Why do I hear street noise more clear on the higher levels? I realized I'm experiencing a situation that doesn't make any sense to me at all.
Back at home, my room is on the top floor of our apartment building. There is a daily music playing fountain nearby and I can hear the songs as if the fountain is my room. I have always thought that there must be speakers somewhere nearby because it is impossible for the music to reach my room. I cannot hear the music when I leave the apartment (the apartment exit faces the same way as my window) in fact, I cannot hear it until I walk 4-5 mins towards the fountain. My room is on the 6th floor. 
This year I started graduate school and as a new student, I was trying every floor of the library to see which one I'll like the best. After a while, I decided that I liked the top floor (10th) the best and kept studying there. The only thing I couldn't figure about the top floor has been the music I kept hearing which I didn't hear on any other floor. I was thinking of a secret 11th floor filled with musicians until today I found out the music is coming from the park nearby. The thing is that you cannot hear the music at all on the lower floors which are actually physically closer to the park! So instantly I remembered the similar experience I lived back in my apartment and realized there are probably no speakers hanging around to stream the music that is playing at the fountain.
Could anyone explain why that happens? The only explanation I could come up with was that the top floor is only isolated with the roof unlike other floors (which have other floors as isolation layers) so maybe the roof is not a good isolator? Because in my apartment my room is always warmer in the summer and colder in the winter with respect to the other floors. But I don't know if heat works similarly to sound. 
 A: I think the most significant cause (although usually acoustics problems are multifaceted/complex) would be that there is a suitable temperature gradient in the evenings that is causing these specific heights (floors) to receive more of sound waves from the source due to refraction.
The speed of sound will change with temperature (c = 331m/s + (0.6m/sC x T)), therefore in regions where the speed of sound is higher (in warmer temperatures) the wavefront or macro scale sound wave will seem to bend towards the lower speed of sound (cooler temperature). You can find demos of this effect and better explanations than mine from sources such as: http://hyperphysics.phy-astr.gsu.edu/hbase/Sound/refrac.html , https://www.acs.psu.edu/drussell/demos/refract/refract.html and a useful demo that you can test it out with: http://www.falstad.com/ripple/.

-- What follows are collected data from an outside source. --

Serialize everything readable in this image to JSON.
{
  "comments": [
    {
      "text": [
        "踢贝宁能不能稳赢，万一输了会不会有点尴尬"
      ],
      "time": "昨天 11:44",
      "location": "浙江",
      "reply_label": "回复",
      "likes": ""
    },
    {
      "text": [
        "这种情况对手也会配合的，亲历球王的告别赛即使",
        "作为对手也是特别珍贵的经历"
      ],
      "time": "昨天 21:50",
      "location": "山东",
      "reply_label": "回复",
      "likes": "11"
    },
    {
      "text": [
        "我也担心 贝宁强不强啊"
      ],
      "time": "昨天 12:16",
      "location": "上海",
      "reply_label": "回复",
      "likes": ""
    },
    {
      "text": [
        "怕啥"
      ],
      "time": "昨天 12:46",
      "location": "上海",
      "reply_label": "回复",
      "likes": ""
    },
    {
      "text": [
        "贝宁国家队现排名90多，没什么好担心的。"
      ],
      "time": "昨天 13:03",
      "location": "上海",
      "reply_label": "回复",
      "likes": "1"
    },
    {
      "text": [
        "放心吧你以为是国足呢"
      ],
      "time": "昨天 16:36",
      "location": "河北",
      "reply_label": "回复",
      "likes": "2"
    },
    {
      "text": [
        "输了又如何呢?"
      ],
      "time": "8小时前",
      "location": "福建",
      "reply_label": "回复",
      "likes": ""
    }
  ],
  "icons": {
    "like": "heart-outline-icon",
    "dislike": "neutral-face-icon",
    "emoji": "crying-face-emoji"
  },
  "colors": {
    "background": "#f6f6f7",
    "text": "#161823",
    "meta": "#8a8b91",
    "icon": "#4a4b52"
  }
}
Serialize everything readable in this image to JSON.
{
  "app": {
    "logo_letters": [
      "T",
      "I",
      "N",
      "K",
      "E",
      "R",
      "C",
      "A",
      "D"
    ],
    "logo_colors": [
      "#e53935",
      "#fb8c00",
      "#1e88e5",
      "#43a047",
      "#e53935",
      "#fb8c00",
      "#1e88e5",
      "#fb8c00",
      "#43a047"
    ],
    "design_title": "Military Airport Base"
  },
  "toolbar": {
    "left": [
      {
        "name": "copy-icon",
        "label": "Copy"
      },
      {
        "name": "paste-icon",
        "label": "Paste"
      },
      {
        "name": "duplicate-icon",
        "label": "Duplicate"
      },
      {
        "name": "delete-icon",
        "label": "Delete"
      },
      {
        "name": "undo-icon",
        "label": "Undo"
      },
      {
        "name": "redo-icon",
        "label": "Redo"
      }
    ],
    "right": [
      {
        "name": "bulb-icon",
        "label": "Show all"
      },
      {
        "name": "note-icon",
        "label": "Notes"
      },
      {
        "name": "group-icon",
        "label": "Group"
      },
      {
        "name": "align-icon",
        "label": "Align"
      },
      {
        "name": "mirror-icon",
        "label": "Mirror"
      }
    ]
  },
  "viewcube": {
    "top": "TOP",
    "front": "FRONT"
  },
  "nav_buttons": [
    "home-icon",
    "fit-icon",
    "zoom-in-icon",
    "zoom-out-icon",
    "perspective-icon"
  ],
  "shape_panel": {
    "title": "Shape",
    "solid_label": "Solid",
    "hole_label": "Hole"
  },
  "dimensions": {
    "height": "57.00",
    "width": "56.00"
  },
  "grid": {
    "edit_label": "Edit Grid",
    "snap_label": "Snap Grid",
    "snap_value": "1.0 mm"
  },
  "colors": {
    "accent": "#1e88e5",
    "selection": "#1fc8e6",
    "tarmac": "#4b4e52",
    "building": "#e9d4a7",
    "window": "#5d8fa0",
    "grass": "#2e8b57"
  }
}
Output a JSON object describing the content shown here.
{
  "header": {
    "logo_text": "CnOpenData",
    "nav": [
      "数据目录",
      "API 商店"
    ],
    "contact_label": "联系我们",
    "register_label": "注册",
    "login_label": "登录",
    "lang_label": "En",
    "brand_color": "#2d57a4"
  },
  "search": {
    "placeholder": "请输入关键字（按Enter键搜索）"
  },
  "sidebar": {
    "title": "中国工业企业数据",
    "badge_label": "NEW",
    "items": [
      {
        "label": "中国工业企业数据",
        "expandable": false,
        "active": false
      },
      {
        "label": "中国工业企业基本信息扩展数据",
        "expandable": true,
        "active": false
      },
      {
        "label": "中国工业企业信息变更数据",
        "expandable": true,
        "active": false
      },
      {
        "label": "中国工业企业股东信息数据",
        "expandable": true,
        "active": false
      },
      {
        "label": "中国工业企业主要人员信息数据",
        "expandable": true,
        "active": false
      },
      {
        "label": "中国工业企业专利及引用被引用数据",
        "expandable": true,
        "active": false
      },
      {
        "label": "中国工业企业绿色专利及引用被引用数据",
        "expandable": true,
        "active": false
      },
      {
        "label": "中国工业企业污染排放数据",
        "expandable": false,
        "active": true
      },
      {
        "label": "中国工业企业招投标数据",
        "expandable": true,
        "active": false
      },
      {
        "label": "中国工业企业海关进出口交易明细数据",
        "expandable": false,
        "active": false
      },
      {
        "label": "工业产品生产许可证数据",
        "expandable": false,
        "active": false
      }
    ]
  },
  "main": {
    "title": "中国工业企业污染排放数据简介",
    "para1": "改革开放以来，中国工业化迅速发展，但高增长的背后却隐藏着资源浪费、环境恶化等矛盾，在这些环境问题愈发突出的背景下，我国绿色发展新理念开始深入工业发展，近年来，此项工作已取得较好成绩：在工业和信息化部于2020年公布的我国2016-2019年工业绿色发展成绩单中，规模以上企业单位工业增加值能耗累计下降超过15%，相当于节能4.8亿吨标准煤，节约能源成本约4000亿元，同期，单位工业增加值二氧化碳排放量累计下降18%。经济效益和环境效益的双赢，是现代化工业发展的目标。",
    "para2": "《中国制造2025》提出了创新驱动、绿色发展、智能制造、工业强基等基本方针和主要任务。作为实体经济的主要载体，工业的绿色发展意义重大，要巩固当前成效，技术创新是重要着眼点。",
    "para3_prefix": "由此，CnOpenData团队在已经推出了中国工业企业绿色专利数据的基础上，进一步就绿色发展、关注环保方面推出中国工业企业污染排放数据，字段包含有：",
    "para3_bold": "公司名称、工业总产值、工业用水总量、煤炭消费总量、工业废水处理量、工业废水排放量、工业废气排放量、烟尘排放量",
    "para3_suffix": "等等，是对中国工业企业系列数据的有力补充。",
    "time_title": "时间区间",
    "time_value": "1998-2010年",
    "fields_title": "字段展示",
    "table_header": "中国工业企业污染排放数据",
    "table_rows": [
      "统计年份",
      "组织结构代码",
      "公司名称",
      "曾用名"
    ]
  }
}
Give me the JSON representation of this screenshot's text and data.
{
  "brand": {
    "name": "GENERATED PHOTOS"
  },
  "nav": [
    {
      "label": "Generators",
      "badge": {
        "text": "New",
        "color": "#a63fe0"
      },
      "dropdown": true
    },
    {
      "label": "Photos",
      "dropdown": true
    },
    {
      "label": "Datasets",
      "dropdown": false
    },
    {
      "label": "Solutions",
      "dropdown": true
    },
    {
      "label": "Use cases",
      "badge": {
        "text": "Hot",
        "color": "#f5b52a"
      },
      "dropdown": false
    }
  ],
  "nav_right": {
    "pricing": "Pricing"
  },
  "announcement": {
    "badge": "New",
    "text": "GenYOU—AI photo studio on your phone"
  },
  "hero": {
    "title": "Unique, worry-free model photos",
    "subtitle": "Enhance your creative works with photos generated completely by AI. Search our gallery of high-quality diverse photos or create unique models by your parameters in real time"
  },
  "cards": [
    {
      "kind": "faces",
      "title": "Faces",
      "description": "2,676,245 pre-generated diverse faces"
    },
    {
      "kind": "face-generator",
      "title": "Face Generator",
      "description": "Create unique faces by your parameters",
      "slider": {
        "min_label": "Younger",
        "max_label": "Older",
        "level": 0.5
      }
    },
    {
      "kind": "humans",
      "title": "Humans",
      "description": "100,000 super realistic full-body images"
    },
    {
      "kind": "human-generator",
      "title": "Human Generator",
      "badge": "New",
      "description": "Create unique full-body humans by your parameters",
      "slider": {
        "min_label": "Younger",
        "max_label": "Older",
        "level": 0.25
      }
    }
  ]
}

What I think is happening is that at night/in the evenings with the music playing there is a suitable temperature gradient formed so that the sound waves are bending appropriately in order to reach your apartment/library floor. Especially the low frequencies which will be attenuated less by losses in transmission should carry from even large distances.
If you want further information, try looking into the refraction of sound since there are a lot of explanations online from a variety sources.